Emotional Labor of Nurses in Private Hospitals
This study analyzes the nurses’ concept of emotional labor, their work experiences, and how they respond to situations in hospital work settings. Participants in this study were 12
Filipino nurses working in both public and private hospitals in Metro Manila. This study extracted the data collected from six nurses employed in private hospitals using a purely indepth
qualitative research design. Focused interview results reveal that nurses described emotional labor as a wide range of emotions felt at work: resilience, compassion fatigue, happiness, gratitude, and anger. They arrived at the concepts from their experiences, such as interacting with various stakeholders, performing tasks simultaneously, witnessing recovered or dying patients, cooperating in the unit, and receiving tokens of appreciation. Their coping mechanisms include using communication, denial, remaining silent, and anger towards the current system.

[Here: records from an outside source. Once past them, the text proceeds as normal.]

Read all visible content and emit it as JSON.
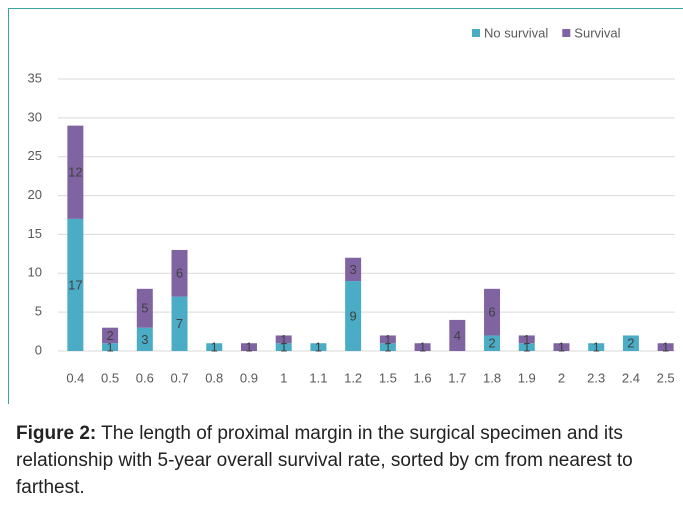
{
  "chart_data": {
    "type": "stacked_bar",
    "categories": [
      "0.4",
      "0.5",
      "0.6",
      "0.7",
      "0.8",
      "0.9",
      "1",
      "1.1",
      "1.2",
      "1.5",
      "1.6",
      "1.7",
      "1.8",
      "1.9",
      "2",
      "2.3",
      "2.4",
      "2.5"
    ],
    "series": [
      {
        "name": "No survival",
        "color": "#4bacc6",
        "values": [
          17,
          1,
          3,
          7,
          1,
          0,
          1,
          1,
          9,
          1,
          0,
          0,
          2,
          1,
          0,
          1,
          2,
          0
        ]
      },
      {
        "name": "Survival",
        "color": "#8064a2",
        "values": [
          12,
          2,
          5,
          6,
          0,
          1,
          1,
          0,
          3,
          1,
          1,
          4,
          6,
          1,
          1,
          0,
          0,
          1
        ]
      }
    ],
    "ylim": [
      0,
      35
    ],
    "yticks": [
      0,
      5,
      10,
      15,
      20,
      25,
      30,
      35
    ],
    "grid": true,
    "legend": "top-right"
  },
  "caption": {
    "label": "Figure 2:",
    "text": "The length of proximal margin in the surgical specimen and its relationship with 5-year overall survival rate, sorted by cm from nearest to farthest."
  }
}
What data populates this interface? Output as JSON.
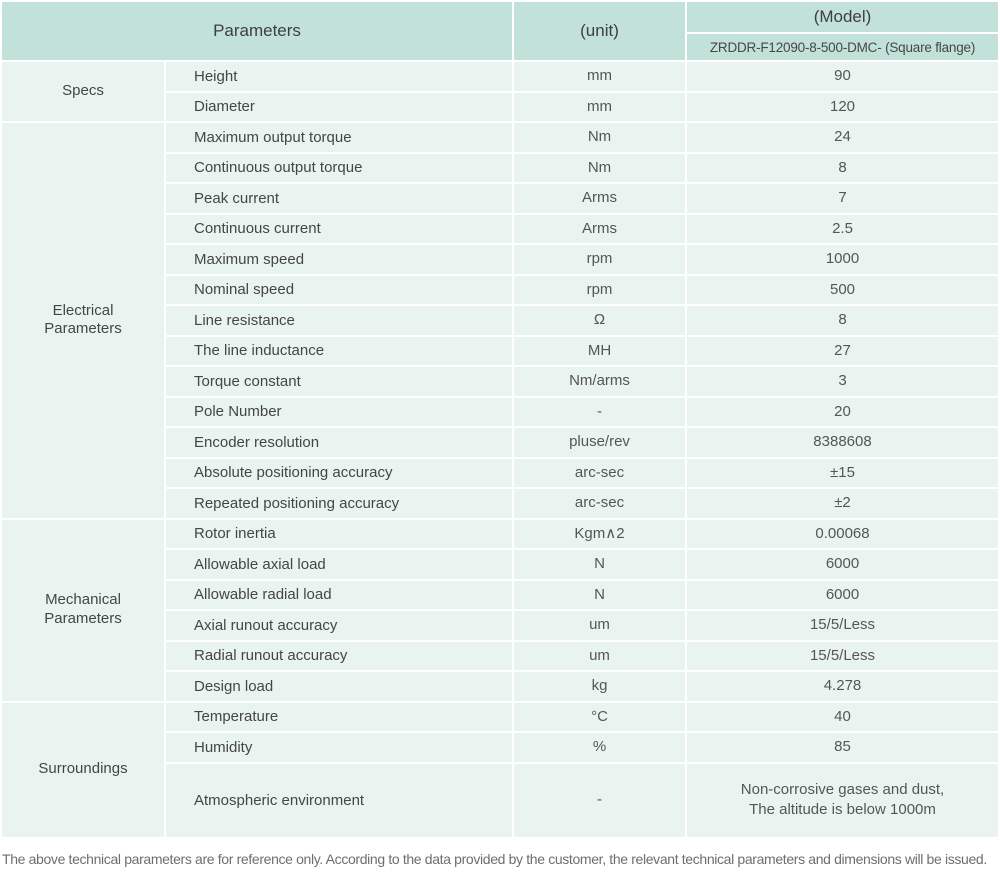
{
  "table": {
    "header": {
      "parameters_label": "Parameters",
      "unit_label": "(unit)",
      "model_label": "(Model)",
      "model_value": "ZRDDR-F12090-8-500-DMC- (Square flange)"
    },
    "sections": [
      {
        "name": "Specs",
        "rows": [
          {
            "parameter": "Height",
            "unit": "mm",
            "value": "90"
          },
          {
            "parameter": "Diameter",
            "unit": "mm",
            "value": "120"
          }
        ]
      },
      {
        "name": "Electrical\nParameters",
        "rows": [
          {
            "parameter": "Maximum output torque",
            "unit": "Nm",
            "value": "24"
          },
          {
            "parameter": "Continuous output torque",
            "unit": "Nm",
            "value": "8"
          },
          {
            "parameter": "Peak current",
            "unit": "Arms",
            "value": "7"
          },
          {
            "parameter": "Continuous current",
            "unit": "Arms",
            "value": "2.5"
          },
          {
            "parameter": "Maximum speed",
            "unit": "rpm",
            "value": "1000"
          },
          {
            "parameter": "Nominal speed",
            "unit": "rpm",
            "value": "500"
          },
          {
            "parameter": "Line resistance",
            "unit": "Ω",
            "value": "8"
          },
          {
            "parameter": "The line inductance",
            "unit": "MH",
            "value": "27"
          },
          {
            "parameter": "Torque constant",
            "unit": "Nm/arms",
            "value": "3"
          },
          {
            "parameter": "Pole Number",
            "unit": "-",
            "value": "20"
          },
          {
            "parameter": "Encoder resolution",
            "unit": "pluse/rev",
            "value": "8388608"
          },
          {
            "parameter": "Absolute positioning accuracy",
            "unit": "arc-sec",
            "value": "±15"
          },
          {
            "parameter": "Repeated positioning accuracy",
            "unit": "arc-sec",
            "value": "±2"
          }
        ]
      },
      {
        "name": "Mechanical\nParameters",
        "rows": [
          {
            "parameter": "Rotor inertia",
            "unit": "Kgm∧2",
            "value": "0.00068"
          },
          {
            "parameter": "Allowable axial load",
            "unit": "N",
            "value": "6000"
          },
          {
            "parameter": "Allowable radial load",
            "unit": "N",
            "value": "6000"
          },
          {
            "parameter": "Axial runout accuracy",
            "unit": "um",
            "value": "15/5/Less"
          },
          {
            "parameter": "Radial runout accuracy",
            "unit": "um",
            "value": "15/5/Less"
          },
          {
            "parameter": "Design load",
            "unit": "kg",
            "value": "4.278"
          }
        ]
      },
      {
        "name": "Surroundings",
        "rows": [
          {
            "parameter": "Temperature",
            "unit": "°C",
            "value": "40"
          },
          {
            "parameter": "Humidity",
            "unit": "%",
            "value": "85"
          },
          {
            "parameter": "Atmospheric environment",
            "unit": "-",
            "value": "Non-corrosive gases and dust,\nThe altitude is below 1000m",
            "tall": true
          }
        ]
      }
    ],
    "footer_note": "The above technical parameters are for reference only. According to the data provided by the customer, the relevant technical parameters and dimensions will be issued."
  },
  "colors": {
    "header_bg": "#c1e1d9",
    "row_bg": "#e9f4f1",
    "gap": "#ffffff",
    "text_dark": "#454545",
    "text_mid": "#555555",
    "footnote_color": "#6e6e6e"
  }
}
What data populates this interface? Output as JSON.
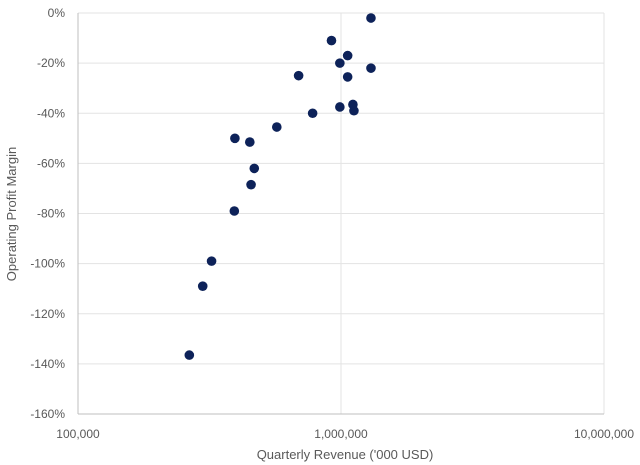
{
  "chart_data": {
    "type": "scatter",
    "xlabel": "Quarterly Revenue ('000 USD)",
    "ylabel": "Operating Profit Margin",
    "x_scale": "log",
    "xlim": [
      100000,
      10000000
    ],
    "ylim": [
      -160,
      0
    ],
    "x_ticks": [
      100000,
      1000000,
      10000000
    ],
    "x_tick_labels": [
      "100,000",
      "1,000,000",
      "10,000,000"
    ],
    "y_ticks": [
      0,
      -20,
      -40,
      -60,
      -80,
      -100,
      -120,
      -140,
      -160
    ],
    "y_tick_labels": [
      "0%",
      "-20%",
      "-40%",
      "-60%",
      "-80%",
      "-100%",
      "-120%",
      "-140%",
      "-160%"
    ],
    "grid": true,
    "legend": "none",
    "marker_color": "#0d2259",
    "points": [
      {
        "x": 1300000,
        "y": -2
      },
      {
        "x": 920000,
        "y": -11
      },
      {
        "x": 1060000,
        "y": -17
      },
      {
        "x": 990000,
        "y": -20
      },
      {
        "x": 1300000,
        "y": -22
      },
      {
        "x": 690000,
        "y": -25
      },
      {
        "x": 1060000,
        "y": -25.5
      },
      {
        "x": 1110000,
        "y": -36.5
      },
      {
        "x": 990000,
        "y": -37.5
      },
      {
        "x": 1120000,
        "y": -39
      },
      {
        "x": 780000,
        "y": -40
      },
      {
        "x": 570000,
        "y": -45.5
      },
      {
        "x": 395000,
        "y": -50
      },
      {
        "x": 450000,
        "y": -51.5
      },
      {
        "x": 468000,
        "y": -62
      },
      {
        "x": 455000,
        "y": -68.5
      },
      {
        "x": 393000,
        "y": -79
      },
      {
        "x": 322000,
        "y": -99
      },
      {
        "x": 298000,
        "y": -109
      },
      {
        "x": 265000,
        "y": -136.5
      }
    ]
  }
}
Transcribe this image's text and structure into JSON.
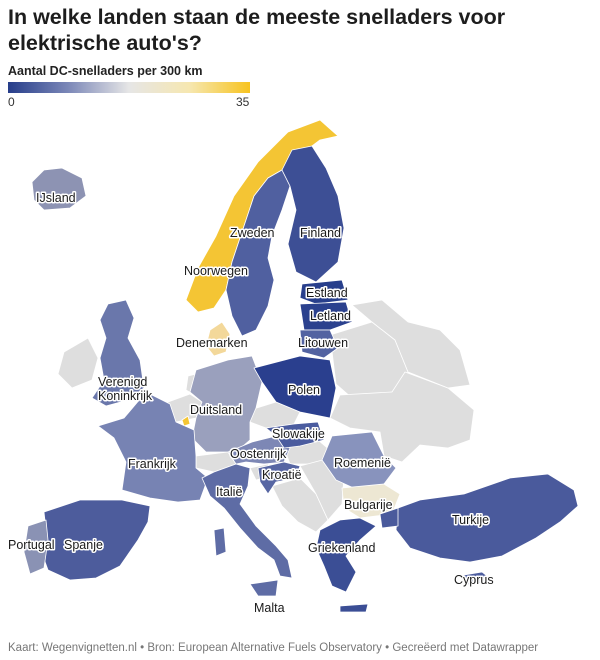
{
  "title": "In welke landen staan de meeste snelladers voor elektrische auto's?",
  "legend": {
    "title": "Aantal DC-snelladers per 300 km",
    "min": "0",
    "max": "35",
    "colors": [
      "#263d8a",
      "#7c88b8",
      "#e6e6e6",
      "#f6e7b0",
      "#f7c31f"
    ]
  },
  "map_data": {
    "type": "choropleth",
    "metric": "Aantal DC-snelladers per 300 km",
    "scale": [
      0,
      35
    ],
    "no_data_color": "#dedede",
    "countries": [
      {
        "name": "IJsland",
        "color": "#8d93b3"
      },
      {
        "name": "Noorwegen",
        "color": "#f4c534"
      },
      {
        "name": "Zweden",
        "color": "#5060a0"
      },
      {
        "name": "Finland",
        "color": "#3d4f95"
      },
      {
        "name": "Estland",
        "color": "#283f8c"
      },
      {
        "name": "Letland",
        "color": "#2b418e"
      },
      {
        "name": "Litouwen",
        "color": "#5363a1"
      },
      {
        "name": "Denemarken",
        "color": "#f3d89a"
      },
      {
        "name": "Verenigd Koninkrijk",
        "color": "#6a77ab"
      },
      {
        "name": "Duitsland",
        "color": "#9aa0bd"
      },
      {
        "name": "Polen",
        "color": "#2a3f8e"
      },
      {
        "name": "Frankrijk",
        "color": "#7783b3"
      },
      {
        "name": "Oostenrijk",
        "color": "#7d87b5"
      },
      {
        "name": "Slowakije",
        "color": "#4b5c9f"
      },
      {
        "name": "Roemenië",
        "color": "#8893bd"
      },
      {
        "name": "Kroatië",
        "color": "#5766a3"
      },
      {
        "name": "Italië",
        "color": "#5e6ca5"
      },
      {
        "name": "Bulgarije",
        "color": "#ede7d3"
      },
      {
        "name": "Spanje",
        "color": "#4d5c9c"
      },
      {
        "name": "Portugal",
        "color": "#8a92b4"
      },
      {
        "name": "Griekenland",
        "color": "#3b4e95"
      },
      {
        "name": "Turkije",
        "color": "#4a5a9c"
      },
      {
        "name": "Cyprus",
        "color": "#4e5e9f"
      },
      {
        "name": "Malta",
        "color": "#9aa0bd"
      },
      {
        "name": "Luxemburg",
        "color": "#f4c534"
      }
    ]
  },
  "footer": "Kaart: Wegenvignetten.nl • Bron: European Alternative Fuels Observatory • Gecreëerd met Datawrapper"
}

Despite their emotional labor experiences, nurses remained positive. They could adapt to challenges in their personal lives because of the lessons they learned in their profession. They appreciated the knowledge they acquired every day and genuinely accepted their roles as healthcare providers. Hospital management could respond to nurses’ emotional labor experiences by taking into consideration how nurses envisioned their issues to be addressed—through open communication, granted requests for vacation leaves, opportunities for trainings/seminars, team buildings, and provision of a safe working environment.